The discovery of the Higgs boson at the CERN Large Hadron Collider (LHC) marked the beginning of a new era for particle physics. For the first time, we may have an experimentally tested and theoretically coherent picture of fundamental interactions, valid up to very high energies. A thorough exploration of the Higgs sector, to ascertain whether or not the new particle behaves as predicted by the Standard Model is now paramount.

Such an investigation is extremely challenging, and it requires absolute control over many complex Higgs signal and background processes. The goal of hipQCD is to develop innovative techniques for highest precision theoretical predictions at colliders, and to apply them for a wide range of high impact Higgs phenomenological studies at the LHC.

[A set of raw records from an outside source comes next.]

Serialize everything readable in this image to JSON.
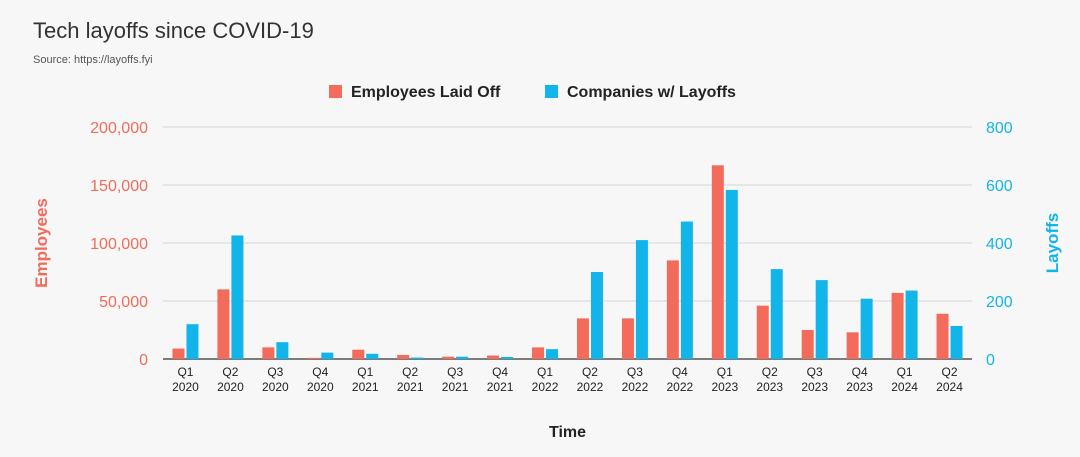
{
  "title": "Tech layoffs since COVID-19",
  "subtitle": "Source: https://layoffs.fyi",
  "chart_data": {
    "type": "bar",
    "xlabel": "Time",
    "ylabel_left": "Employees",
    "ylabel_right": "Layoffs",
    "ylim_left": [
      0,
      200000
    ],
    "ylim_right": [
      0,
      800
    ],
    "yticks_left": [
      "0",
      "50,000",
      "100,000",
      "150,000",
      "200,000"
    ],
    "yticks_left_values": [
      0,
      50000,
      100000,
      150000,
      200000
    ],
    "yticks_right": [
      "0",
      "200",
      "400",
      "600",
      "800"
    ],
    "yticks_right_values": [
      0,
      200,
      400,
      600,
      800
    ],
    "grid": true,
    "legend_position": "top-center",
    "categories": [
      {
        "q": "Q1",
        "y": "2020"
      },
      {
        "q": "Q2",
        "y": "2020"
      },
      {
        "q": "Q3",
        "y": "2020"
      },
      {
        "q": "Q4",
        "y": "2020"
      },
      {
        "q": "Q1",
        "y": "2021"
      },
      {
        "q": "Q2",
        "y": "2021"
      },
      {
        "q": "Q3",
        "y": "2021"
      },
      {
        "q": "Q4",
        "y": "2021"
      },
      {
        "q": "Q1",
        "y": "2022"
      },
      {
        "q": "Q2",
        "y": "2022"
      },
      {
        "q": "Q3",
        "y": "2022"
      },
      {
        "q": "Q4",
        "y": "2022"
      },
      {
        "q": "Q1",
        "y": "2023"
      },
      {
        "q": "Q2",
        "y": "2023"
      },
      {
        "q": "Q3",
        "y": "2023"
      },
      {
        "q": "Q4",
        "y": "2023"
      },
      {
        "q": "Q1",
        "y": "2024"
      },
      {
        "q": "Q2",
        "y": "2024"
      }
    ],
    "series": [
      {
        "name": "Employees Laid Off",
        "axis": "left",
        "color": "#f26b5b",
        "values": [
          9000,
          60000,
          10000,
          1000,
          8000,
          3500,
          2000,
          3000,
          10000,
          35000,
          35000,
          85000,
          167000,
          46000,
          25000,
          23000,
          57000,
          39000
        ]
      },
      {
        "name": "Companies w/ Layoffs",
        "axis": "right",
        "color": "#12b5ea",
        "values": [
          120,
          426,
          58,
          22,
          18,
          5,
          8,
          7,
          34,
          300,
          410,
          474,
          583,
          310,
          272,
          208,
          236,
          114
        ]
      }
    ]
  },
  "colors": {
    "left_axis": "#f26b5b",
    "right_axis": "#12b5ea",
    "grid": "#d4d4d4",
    "baseline": "#333333"
  }
}
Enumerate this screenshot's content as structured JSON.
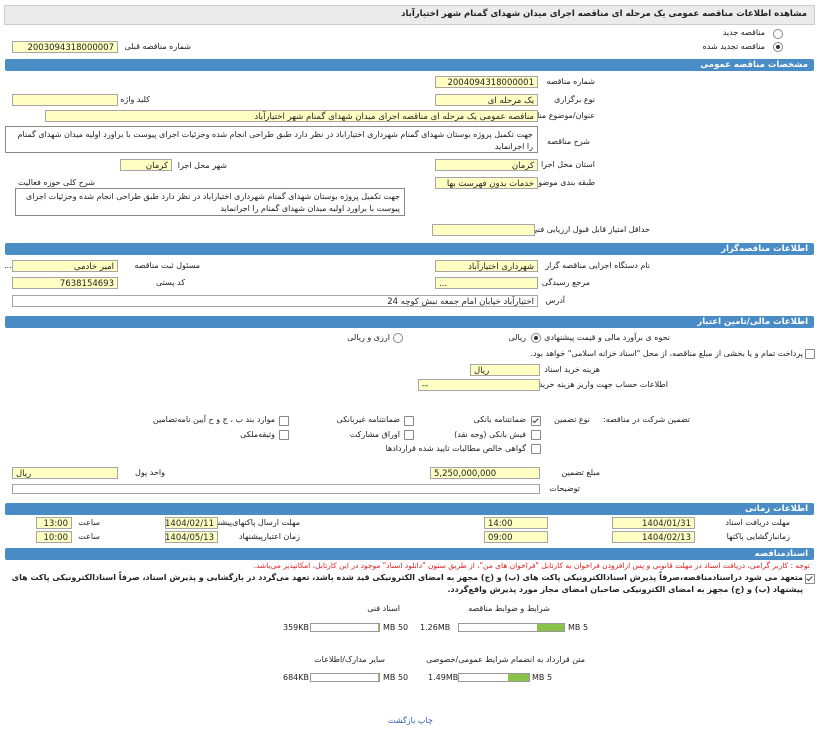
{
  "header": {
    "title": "مشاهده اطلاعات مناقصه عمومی یک مرحله ای مناقصه اجرای میدان شهدای گمنام شهر اختیارآباد"
  },
  "tender_type": {
    "new": "مناقصه جدید",
    "renewed": "مناقصه تجدید شده",
    "previous_number_label": "شماره مناقصه قبلی",
    "previous_number": "2003094318000007"
  },
  "general": {
    "section_title": "مشخصات مناقصه عمومی",
    "number_label": "شماره مناقصه",
    "number": "2004094318000001",
    "holding_type_label": "نوع برگزاری",
    "holding_type": "یک مرحله ای",
    "keyword_label": "کلید واژه",
    "subject_label": "عنوان/موضوع مناقصه",
    "subject": "مناقصه عمومی یک مرحله ای مناقصه اجرای میدان شهدای گمنام شهر اختیارآباد",
    "description_label": "شرح مناقصه",
    "description": "جهت تکمیل پروژه بوستان شهدای گمنام شهرداری اختیاراباد در نظر دارد طبق طراحی انجام شده وجزئیات اجرای پیوست با براورد اولیه میدان شهدای گمنام را اجرانماید",
    "province_label": "استان محل اجرا",
    "province": "کرمان",
    "city_label": "شهر محل اجرا",
    "city": "کرمان",
    "category_label": "طبقه بندی موضوعی",
    "category": "خدمات بدون فهرست بها",
    "activity_label": "شرح کلی حوزه فعالیت",
    "activity": "جهت تکمیل پروژه بوستان شهدای گمنام شهرداری اختیاراباد در نظر دارد طبق طراحی انجام شده وجزئیات اجرای پیوست با براورد اولیه میدان شهدای گمنام را اجرانماید",
    "min_score_label": "حداقل امتیاز قابل قبول ارزیابی فنی/بازرگانی"
  },
  "organizer": {
    "section_title": "اطلاعات مناقصه‌گزار",
    "agency_label": "نام دستگاه اجرایی مناقصه گزار",
    "agency": "شهرداری اختیارآباد",
    "registrar_label": "مسئول ثبت مناقصه",
    "registrar": "امیر خادمی",
    "registrar_more": "...",
    "authority_label": "مرجع رسیدگی",
    "authority": "...",
    "postal_code_label": "کد پستی",
    "postal_code": "7638154693",
    "address_label": "آدرس",
    "address": "اختیارآباد خیابان امام جمعه نبش کوچه 24"
  },
  "financial": {
    "section_title": "اطلاعات مالی/تامین اعتبار",
    "estimate_label": "نحوه ی برآورد مالی و قیمت پیشنهادی",
    "rial": "ریالی",
    "currency_rial": "ارزی و ریالی",
    "treasury": "پرداخت تمام و یا بخشی از مبلغ مناقصه، از محل \"اسناد خزانه اسلامی\" خواهد بود.",
    "doc_cost_label": "هزینه خرید اسناد",
    "doc_cost_unit": "ریال",
    "account_label": "اطلاعات حساب جهت واریز هزینه خرید اسناد",
    "account": "--",
    "guarantee_label": "تضمین شرکت در مناقصه:",
    "guarantee_type_label": "نوع تضمین",
    "guarantee_types": [
      "ضمانتنامه بانکی",
      "ضمانتنامه غیربانکی",
      "موارد بند ب ، ج و ح آیین نامه‌تضامین",
      "فیش بانکی (وجه نقد)",
      "اوراق مشارکت",
      "وثیقه‌ملکی",
      "گواهی خالص مطالبات تایید شده قراردادها"
    ],
    "guarantee_amount_label": "مبلغ تضمین",
    "guarantee_amount": "5,250,000,000",
    "currency_label": "واحد پول",
    "currency": "ریال",
    "notes_label": "توضیحات"
  },
  "timing": {
    "section_title": "اطلاعات زمانی",
    "receive_docs_label": "مهلت دریافت اسناد",
    "receive_docs_date": "1404/01/31",
    "receive_docs_time": "14:00",
    "submit_label": "مهلت ارسال پاکتهای‌پیشنهاد",
    "submit_date": "1404/02/11",
    "submit_time": "13:00",
    "opening_label": "زمانبازگشایی پاکتها",
    "opening_date": "1404/02/13",
    "opening_time": "09:00",
    "validity_label": "زمان اعتبارپیشنهاد",
    "validity_date": "1404/05/13",
    "validity_time": "10:00",
    "time_label": "ساعت"
  },
  "documents": {
    "section_title": "اسنادمناقصه",
    "note": "توجه : کاربر گرامی، دریافت اسناد در مهلت قانونی و پس ازافزودن فراخوان به کارتابل \"فراخوان های من\"، از طریق ستون \"دانلود اسناد\" موجود در این کارتابل، امکانپذیر می‌باشد.",
    "commitment": "متعهد می شود دراسنادمناقصه،صرفاً پذیرش اسنادالکترونیکی پاکت های (ب) و (ج) مجهز به امضای الکترونیکی قید شده باشد، تعهد می‌گردد در بازگشایی و پذیرش اسناد، صرفاً اسنادالکترونیکی پاکت های پیشنهاد (ب) و (ج) مجهز به امضای الکترونیکی صاحبان امضای مجاز مورد پذیرش واقع‌گردد.",
    "files": [
      {
        "label": "شرایط و ضوابط مناقصه",
        "size": "1.26MB",
        "max": "5 MB"
      },
      {
        "label": "اسناد فنی",
        "size": "359KB",
        "max": "50 MB"
      },
      {
        "label": "متن قرارداد به انضمام شرایط عمومی/خصوصی",
        "size": "1.49MB",
        "max": "5 MB"
      },
      {
        "label": "سایر مدارک/اطلاعات",
        "size": "684KB",
        "max": "50 MB"
      }
    ]
  },
  "footer": {
    "print_back": "چاپ بازگشت"
  }
}
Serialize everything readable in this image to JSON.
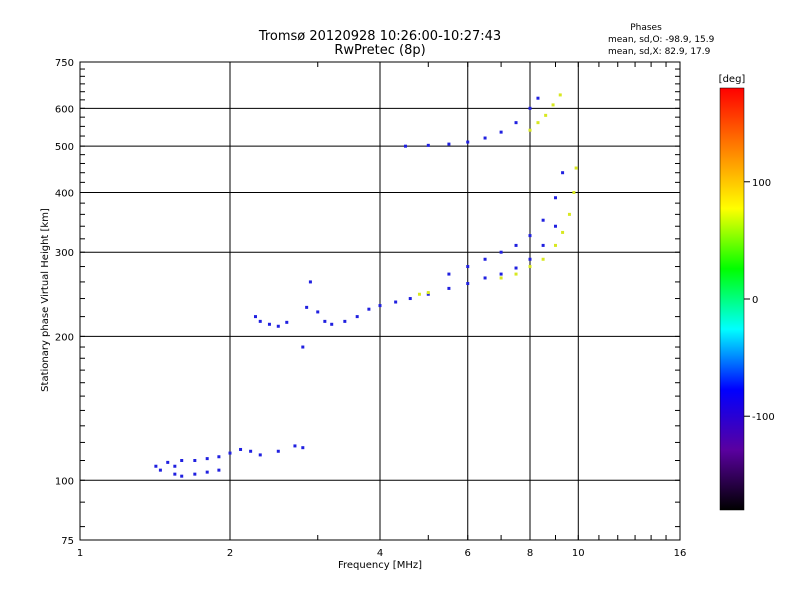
{
  "chart_data": {
    "type": "scatter",
    "title": "Tromsø 20120928 10:26:00-10:27:43",
    "subtitle": "RwPretec (8p)",
    "xlabel": "Frequency [MHz]",
    "ylabel": "Stationary phase Virtual Height [km]",
    "x_scale": "log",
    "y_scale": "log",
    "xlim": [
      1,
      16
    ],
    "ylim": [
      75,
      750
    ],
    "x_ticks": [
      1,
      2,
      4,
      6,
      8,
      10,
      16
    ],
    "y_ticks": [
      75,
      100,
      200,
      300,
      400,
      500,
      600,
      750
    ],
    "grid": true,
    "phases_box": {
      "heading": "Phases",
      "line1": "mean, sd,O: -98.9, 15.9",
      "line2": "mean, sd,X:  82.9, 17.9"
    },
    "colorbar": {
      "label": "[deg]",
      "range": [
        -180,
        180
      ],
      "ticks": [
        -100,
        0,
        100
      ],
      "colormap": "rainbow",
      "colors": [
        "#000000",
        "#5a00a0",
        "#0000ff",
        "#00ffff",
        "#00ff00",
        "#ffff00",
        "#ff8000",
        "#ff0000"
      ]
    },
    "series": [
      {
        "points": [
          [
            1.42,
            107
          ],
          [
            1.45,
            105
          ],
          [
            1.5,
            109
          ],
          [
            1.55,
            107
          ],
          [
            1.6,
            110
          ],
          [
            1.7,
            110
          ],
          [
            1.8,
            111
          ],
          [
            1.9,
            112
          ],
          [
            2.0,
            114
          ],
          [
            2.1,
            116
          ],
          [
            2.2,
            115
          ],
          [
            2.3,
            113
          ],
          [
            2.5,
            115
          ],
          [
            2.7,
            118
          ],
          [
            2.8,
            117
          ],
          [
            1.55,
            103
          ],
          [
            1.6,
            102
          ],
          [
            1.7,
            103
          ],
          [
            1.8,
            104
          ],
          [
            1.9,
            105
          ],
          [
            2.25,
            220
          ],
          [
            2.3,
            215
          ],
          [
            2.4,
            212
          ],
          [
            2.5,
            210
          ],
          [
            2.6,
            214
          ],
          [
            2.8,
            190
          ],
          [
            2.85,
            230
          ],
          [
            2.9,
            260
          ],
          [
            3.0,
            225
          ],
          [
            3.1,
            215
          ],
          [
            3.2,
            212
          ],
          [
            3.4,
            215
          ],
          [
            3.6,
            220
          ],
          [
            3.8,
            228
          ],
          [
            4.0,
            232
          ],
          [
            4.3,
            236
          ],
          [
            4.6,
            240
          ],
          [
            5.0,
            245
          ],
          [
            5.5,
            252
          ],
          [
            6.0,
            258
          ],
          [
            6.5,
            265
          ],
          [
            7.0,
            270
          ],
          [
            7.5,
            278
          ],
          [
            8.0,
            290
          ],
          [
            8.5,
            310
          ],
          [
            9.0,
            340
          ],
          [
            5.5,
            270
          ],
          [
            6.0,
            280
          ],
          [
            6.5,
            290
          ],
          [
            7.0,
            300
          ],
          [
            7.5,
            310
          ],
          [
            8.0,
            325
          ],
          [
            8.5,
            350
          ],
          [
            9.0,
            390
          ],
          [
            9.3,
            440
          ],
          [
            4.5,
            500
          ],
          [
            5.0,
            502
          ],
          [
            5.5,
            505
          ],
          [
            6.0,
            510
          ],
          [
            6.5,
            520
          ],
          [
            7.0,
            535
          ],
          [
            7.5,
            560
          ],
          [
            8.0,
            600
          ],
          [
            8.3,
            630
          ]
        ]
      },
      {
        "points": [
          [
            7.0,
            265
          ],
          [
            7.5,
            270
          ],
          [
            8.0,
            280
          ],
          [
            8.5,
            290
          ],
          [
            9.0,
            310
          ],
          [
            9.3,
            330
          ],
          [
            9.6,
            360
          ],
          [
            9.8,
            400
          ],
          [
            9.9,
            450
          ],
          [
            8.0,
            540
          ],
          [
            8.3,
            560
          ],
          [
            8.6,
            580
          ],
          [
            8.9,
            610
          ],
          [
            9.2,
            640
          ],
          [
            4.8,
            245
          ],
          [
            5.0,
            247
          ]
        ]
      }
    ]
  }
}
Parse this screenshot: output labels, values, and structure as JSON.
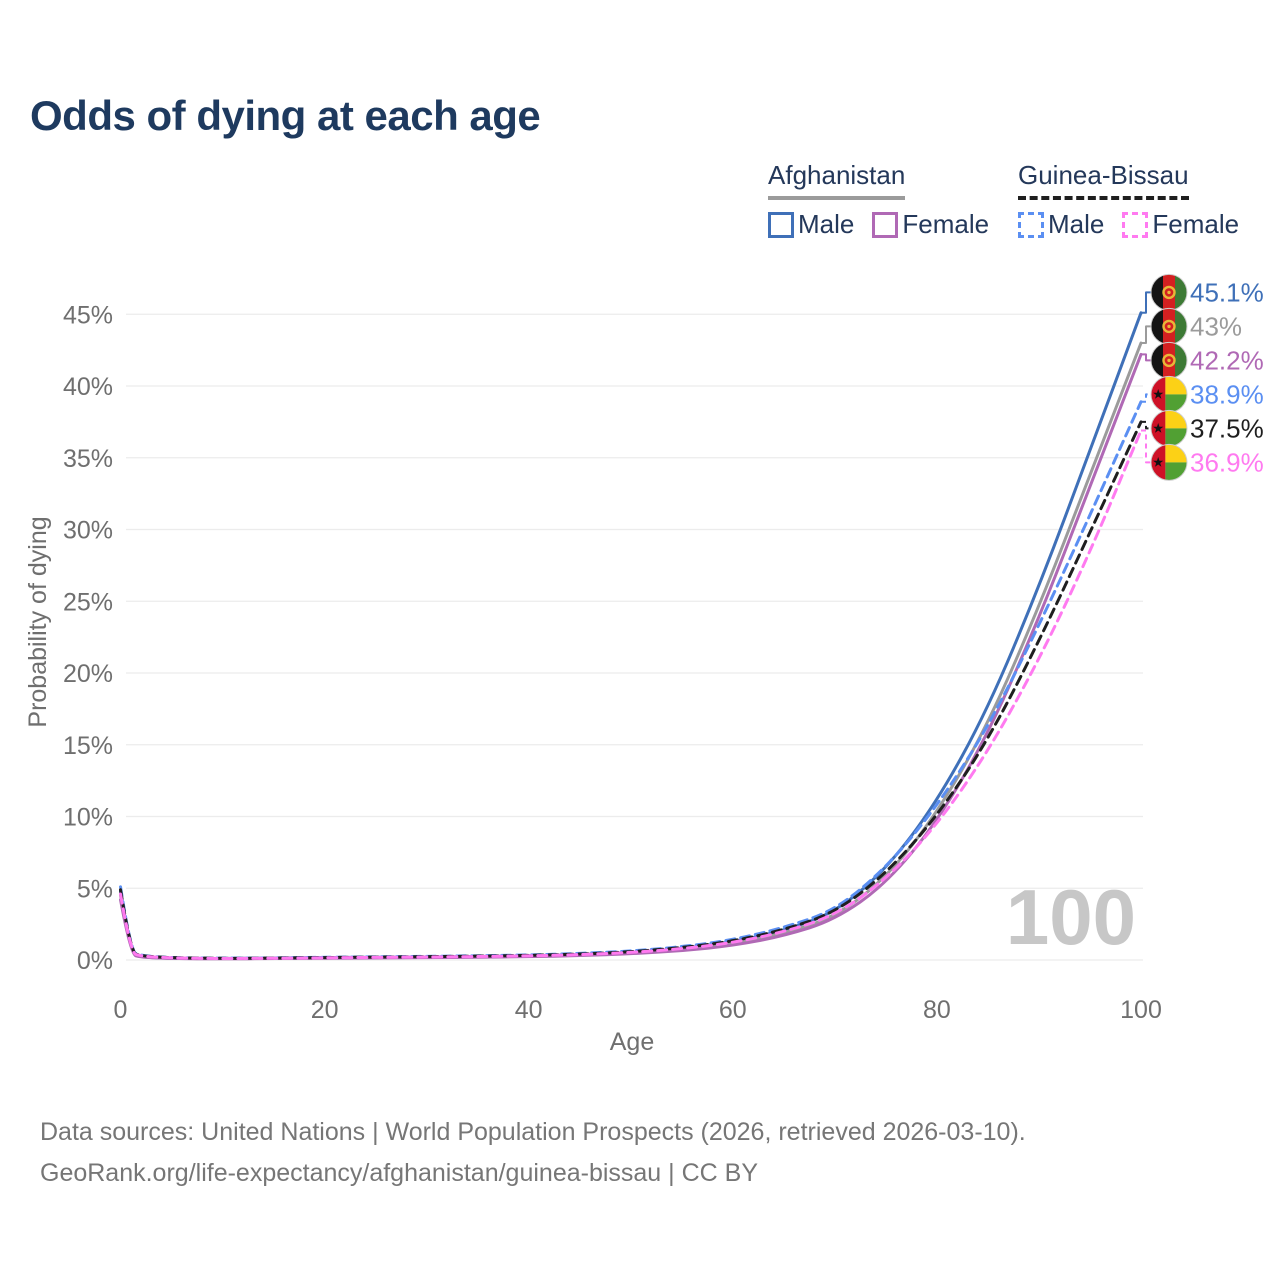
{
  "title": "Odds of dying at each age",
  "legend": {
    "afghanistan": {
      "label": "Afghanistan",
      "male_label": "Male",
      "female_label": "Female"
    },
    "guinea_bissau": {
      "label": "Guinea-Bissau",
      "male_label": "Male",
      "female_label": "Female"
    }
  },
  "footer": {
    "line1": "Data sources: United Nations | World Population Prospects (2026, retrieved 2026-03-10).",
    "line2": "GeoRank.org/life-expectancy/afghanistan/guinea-bissau | CC BY"
  },
  "chart_data": {
    "type": "line",
    "title": "Odds of dying at each age",
    "xlabel": "Age",
    "ylabel": "Probability of dying",
    "x_ticks": [
      0,
      20,
      40,
      60,
      80,
      100
    ],
    "y_ticks": [
      0,
      5,
      10,
      15,
      20,
      25,
      30,
      35,
      40,
      45
    ],
    "y_tick_suffix": "%",
    "xlim": [
      0,
      100
    ],
    "ylim": [
      0,
      47
    ],
    "grid": "horizontal",
    "legend_position": "top-right",
    "watermark": "100",
    "ages": [
      0,
      1,
      2,
      5,
      10,
      15,
      20,
      25,
      30,
      35,
      40,
      45,
      50,
      55,
      60,
      65,
      70,
      75,
      80,
      85,
      90,
      95,
      100
    ],
    "series": [
      {
        "id": "afghanistan-male",
        "name": "Afghanistan Male",
        "country": "afghanistan",
        "sex": "Male",
        "style": "solid",
        "color": "#3f70b8",
        "end_label": "45.1%",
        "end_value": 45.1,
        "values": [
          4.8,
          0.45,
          0.22,
          0.12,
          0.1,
          0.13,
          0.17,
          0.19,
          0.21,
          0.24,
          0.29,
          0.37,
          0.52,
          0.78,
          1.25,
          2.05,
          3.3,
          6.3,
          11.0,
          17.5,
          26.0,
          35.5,
          45.1
        ]
      },
      {
        "id": "afghanistan-both",
        "name": "Afghanistan Both sexes",
        "country": "afghanistan",
        "sex": "Both",
        "style": "solid",
        "color": "#9b9b9b",
        "end_label": "43%",
        "end_value": 43.0,
        "values": [
          4.5,
          0.42,
          0.2,
          0.11,
          0.09,
          0.11,
          0.14,
          0.16,
          0.18,
          0.21,
          0.26,
          0.33,
          0.47,
          0.71,
          1.12,
          1.85,
          3.0,
          5.7,
          10.2,
          16.4,
          24.6,
          33.8,
          43.0
        ]
      },
      {
        "id": "afghanistan-female",
        "name": "Afghanistan Female",
        "country": "afghanistan",
        "sex": "Female",
        "style": "solid",
        "color": "#b069b5",
        "end_label": "42.2%",
        "end_value": 42.2,
        "values": [
          4.2,
          0.4,
          0.19,
          0.1,
          0.08,
          0.1,
          0.12,
          0.14,
          0.16,
          0.19,
          0.23,
          0.3,
          0.43,
          0.64,
          1.0,
          1.68,
          2.8,
          5.3,
          9.6,
          15.7,
          23.8,
          33.0,
          42.2
        ]
      },
      {
        "id": "guinea-bissau-male",
        "name": "Guinea-Bissau Male",
        "country": "guinea-bissau",
        "sex": "Male",
        "style": "dashed",
        "color": "#5b8ff2",
        "end_label": "38.9%",
        "end_value": 38.9,
        "values": [
          5.1,
          0.6,
          0.3,
          0.16,
          0.12,
          0.14,
          0.19,
          0.22,
          0.25,
          0.29,
          0.35,
          0.45,
          0.62,
          0.92,
          1.4,
          2.25,
          3.45,
          6.4,
          10.7,
          16.2,
          23.3,
          31.0,
          38.9
        ]
      },
      {
        "id": "guinea-bissau-both",
        "name": "Guinea-Bissau Both sexes",
        "country": "guinea-bissau",
        "sex": "Both",
        "style": "dashed",
        "color": "#1f1f1f",
        "end_label": "37.5%",
        "end_value": 37.5,
        "values": [
          4.9,
          0.55,
          0.28,
          0.15,
          0.11,
          0.13,
          0.17,
          0.2,
          0.23,
          0.27,
          0.32,
          0.41,
          0.57,
          0.85,
          1.3,
          2.1,
          3.3,
          6.0,
          10.0,
          15.3,
          22.2,
          29.8,
          37.5
        ]
      },
      {
        "id": "guinea-bissau-female",
        "name": "Guinea-Bissau Female",
        "country": "guinea-bissau",
        "sex": "Female",
        "style": "dashed",
        "color": "#ff7af0",
        "end_label": "36.9%",
        "end_value": 36.9,
        "values": [
          4.6,
          0.52,
          0.26,
          0.14,
          0.1,
          0.12,
          0.15,
          0.18,
          0.21,
          0.24,
          0.29,
          0.37,
          0.52,
          0.78,
          1.2,
          1.95,
          3.1,
          5.6,
          9.4,
          14.5,
          20.9,
          28.4,
          36.9
        ]
      }
    ],
    "flag_colors": {
      "afghanistan": {
        "black": "#141414",
        "red": "#d32021",
        "green": "#3d7a35",
        "emblem": "#e8b838"
      },
      "guinea-bissau": {
        "red": "#ce1126",
        "yellow": "#fcd116",
        "green": "#51a033",
        "star": "#111111"
      }
    },
    "styling": {
      "gridline_color": "#ececec",
      "axis_text_color": "#6f6f6f",
      "watermark_color": "#c7c7c7",
      "title_color": "#1e3a5f"
    }
  }
}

hipQCD addresses the major Higgs production and decay channels. Its main objectives are

1. to provide realistic predictions at ultimate accuracy for the main Higgs production and decay channels, by developing cutting-edge fully differential predictions at the third order in QCD perturbation theory for Higgs production in gluon and vector boson fusion and for Higgs decay to b quarks;

2. to allow for precise and reliable Higgs characterization studies at very high energy scales, by developing novel techniques to tackle multi-loop amplitudes in extreme kinematics configurations;

3. to significantly improve our description of Higgs production in association with other Standard Model particles, by performing groundbreaking investigations of key 2 → 3 reactions at higher orders in perturbation theory.

hipQCD involves different areas of particle theory, ranging from multi-loop amplitude computations to the study of soft/collinear structures in QFT to comprehensive Higgs LHC phenomenology. Besides their crucial impact on Higgs physics, its results could also be applied to a broader range of phenomenological studies and will be essential to fully profit from existing and future collider data.